While this has been the subject of consternation among SMSF professionals – as well as farmer and small business associations – with Parliament returning on Tuesday and the bill expected to be “introduced and pushed through as one of the first pieces of legislation”, Ashenden said the question of whether the start date changes from 1 July 2025 is a key consideration.
“The start date has raised questions for many,” he said.
“When originally announced, the government had stated they hoped to have the legislation passed by mid-2024 to give people time to adjust their affairs, if deemed necessary, to minimise the impact of the proposed tax, which is intended to commence from 1 July 2025. Well, we are now half-way through 2025 with no legislation.”
As he noted, there has been little to indicate the government intends to defer the measure and there is “nothing to stop them from ‘backdating’ the legislation, especially given it is a measure that has been known about for some time now.
“Additionally, the imposition of the first year of Division 296 tax won’t occur until the second half of 2026 (at the earliest) as the calculation of the tax liability requires the year end (30 June 2026) balance be known,” Ashenden added.

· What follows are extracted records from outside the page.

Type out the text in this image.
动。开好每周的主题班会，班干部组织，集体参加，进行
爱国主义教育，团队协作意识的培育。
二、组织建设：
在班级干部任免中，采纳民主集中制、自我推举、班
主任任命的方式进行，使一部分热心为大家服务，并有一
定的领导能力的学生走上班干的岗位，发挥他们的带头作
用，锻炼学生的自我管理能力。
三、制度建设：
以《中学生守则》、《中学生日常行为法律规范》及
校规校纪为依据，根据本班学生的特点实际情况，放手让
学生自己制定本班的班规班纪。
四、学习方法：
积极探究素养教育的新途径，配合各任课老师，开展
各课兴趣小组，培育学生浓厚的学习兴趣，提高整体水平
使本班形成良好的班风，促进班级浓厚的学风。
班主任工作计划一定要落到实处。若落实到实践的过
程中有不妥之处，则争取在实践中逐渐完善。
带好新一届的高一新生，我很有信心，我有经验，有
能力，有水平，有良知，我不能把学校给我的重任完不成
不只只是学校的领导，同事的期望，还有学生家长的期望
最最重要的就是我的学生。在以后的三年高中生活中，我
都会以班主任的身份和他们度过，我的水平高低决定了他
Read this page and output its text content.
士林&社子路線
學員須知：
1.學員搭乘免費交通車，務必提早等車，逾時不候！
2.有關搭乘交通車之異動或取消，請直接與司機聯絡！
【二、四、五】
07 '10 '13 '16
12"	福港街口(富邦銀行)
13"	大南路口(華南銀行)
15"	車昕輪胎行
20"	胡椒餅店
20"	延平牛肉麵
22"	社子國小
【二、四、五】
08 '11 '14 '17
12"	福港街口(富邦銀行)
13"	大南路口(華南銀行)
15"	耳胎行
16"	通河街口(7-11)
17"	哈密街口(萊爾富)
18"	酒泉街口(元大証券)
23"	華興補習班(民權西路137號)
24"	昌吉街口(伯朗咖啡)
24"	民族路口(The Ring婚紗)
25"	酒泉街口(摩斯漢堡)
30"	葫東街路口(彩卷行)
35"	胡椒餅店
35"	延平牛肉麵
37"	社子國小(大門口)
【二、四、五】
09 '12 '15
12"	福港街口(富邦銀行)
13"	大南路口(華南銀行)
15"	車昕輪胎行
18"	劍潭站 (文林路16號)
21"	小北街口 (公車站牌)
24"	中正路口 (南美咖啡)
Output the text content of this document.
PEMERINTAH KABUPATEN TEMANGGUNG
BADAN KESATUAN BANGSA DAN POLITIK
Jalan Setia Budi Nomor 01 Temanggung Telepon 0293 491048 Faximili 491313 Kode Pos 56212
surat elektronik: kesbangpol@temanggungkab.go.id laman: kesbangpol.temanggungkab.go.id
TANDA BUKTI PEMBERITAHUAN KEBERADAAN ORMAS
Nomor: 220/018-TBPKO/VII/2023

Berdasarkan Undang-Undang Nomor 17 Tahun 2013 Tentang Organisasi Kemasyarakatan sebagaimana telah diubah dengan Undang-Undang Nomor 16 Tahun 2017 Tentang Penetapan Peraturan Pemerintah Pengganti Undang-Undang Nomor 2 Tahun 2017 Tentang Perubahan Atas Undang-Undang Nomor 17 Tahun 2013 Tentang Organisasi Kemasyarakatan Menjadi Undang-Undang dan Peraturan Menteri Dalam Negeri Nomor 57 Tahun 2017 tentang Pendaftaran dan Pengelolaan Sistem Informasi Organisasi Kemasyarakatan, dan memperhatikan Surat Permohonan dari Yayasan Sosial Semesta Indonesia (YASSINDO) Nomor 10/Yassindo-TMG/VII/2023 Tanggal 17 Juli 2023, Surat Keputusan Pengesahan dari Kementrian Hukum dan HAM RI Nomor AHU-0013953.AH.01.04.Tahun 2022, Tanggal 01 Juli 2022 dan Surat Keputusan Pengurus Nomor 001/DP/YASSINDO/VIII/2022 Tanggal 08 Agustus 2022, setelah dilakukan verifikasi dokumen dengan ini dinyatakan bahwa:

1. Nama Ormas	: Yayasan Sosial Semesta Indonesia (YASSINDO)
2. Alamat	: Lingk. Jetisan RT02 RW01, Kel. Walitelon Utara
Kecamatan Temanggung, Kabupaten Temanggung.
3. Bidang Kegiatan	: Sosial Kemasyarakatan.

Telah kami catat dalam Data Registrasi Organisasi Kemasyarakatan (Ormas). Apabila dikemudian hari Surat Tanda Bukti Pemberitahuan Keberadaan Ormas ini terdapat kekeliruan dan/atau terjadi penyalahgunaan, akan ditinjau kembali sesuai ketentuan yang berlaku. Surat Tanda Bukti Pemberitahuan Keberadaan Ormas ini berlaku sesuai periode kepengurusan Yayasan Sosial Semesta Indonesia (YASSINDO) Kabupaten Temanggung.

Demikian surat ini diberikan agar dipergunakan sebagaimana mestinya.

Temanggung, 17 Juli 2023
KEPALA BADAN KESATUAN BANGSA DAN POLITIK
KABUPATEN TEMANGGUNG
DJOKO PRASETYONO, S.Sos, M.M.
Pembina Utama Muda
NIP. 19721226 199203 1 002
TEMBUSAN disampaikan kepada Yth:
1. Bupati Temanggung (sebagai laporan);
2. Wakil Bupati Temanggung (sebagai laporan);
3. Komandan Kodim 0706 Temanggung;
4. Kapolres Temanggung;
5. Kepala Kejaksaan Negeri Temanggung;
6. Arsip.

“All of this then brings us back to the two fundamental questions of, first, if your clients wanted (or needed) to take action to minimise the impact, should they be doing it now, and second, should any action even be taken?”
According to Ashenden, there is simply “no need to rush”, particularly until the legislation is officially in place and all the details are known.
Assuming that the final law will operate in the same manner as the previous bill, then because Div 296 requires that superannuation earnings for the year are greater than nil and the total superannuation balance at the end of the year is above the $3 million threshold, the balance at 30 June 2026 is the only relevant figure.
“This means that clients who want to take action still have almost 12 months to do so. There was no need to rush to have balances below $3 million by 30 June 2025,” Ashenden explained.
“Importantly, it is worth discussing the advantages and disadvantages of withdrawing amounts from super just to avoid the Division 296 tax. Clearly, if a client is able to withdraw the funds from the superannuation system, then they must be over age 60. But they also must have more than $3 million in super – otherwise why do it.
“This means if they withdraw the amount to get them below $3 million, they will still have accumulated super over the general total super balance threshold and therefore won’t be able to make additional non-concessional contributions. In other words, if they choose to withdraw, they cannot change their mind and recontribute it back.”
Importantly, he noted, decisions should only be made after a proper calculation of how much extra tax a client would need to pay and, “from a pure taxation perspective, are they better or worse off with the money in super?”
“Remember, the extra 15 per cent tax is only levied on the increase in total super balances from the beginning to the end of the year (with some adjustments) and then only on the proportion of the total super balance in excess of $3 million at the end of the year,” Ashenden said.
He added: “If you have clients considering withdrawing monies to simply avoid having to pay Division 296 tax, then you need to ask them why.”
Ultimately, the most important consideration is whether the strategy actually makes sense and not move out of the super environment simply to avoid being taxed on unrealised gains if that isn’t the most beneficial option.
“Without doubt, the proposed Division 296 tax has stirred the hornets’ nest, and some are afraid of the sting it could impose. But care needs to be taken to not make rash decisions that ultimately may leave a client in a worse position simply to avoid this proposed tax on principles,” Ashenden added.
“And who knows, but is there a remote chance that some of the proposed mechanisms of the Division 296 operation could change as and when the bill makes its way through Parliament? Either way, it’s not time to sell the farm – at least not yet.”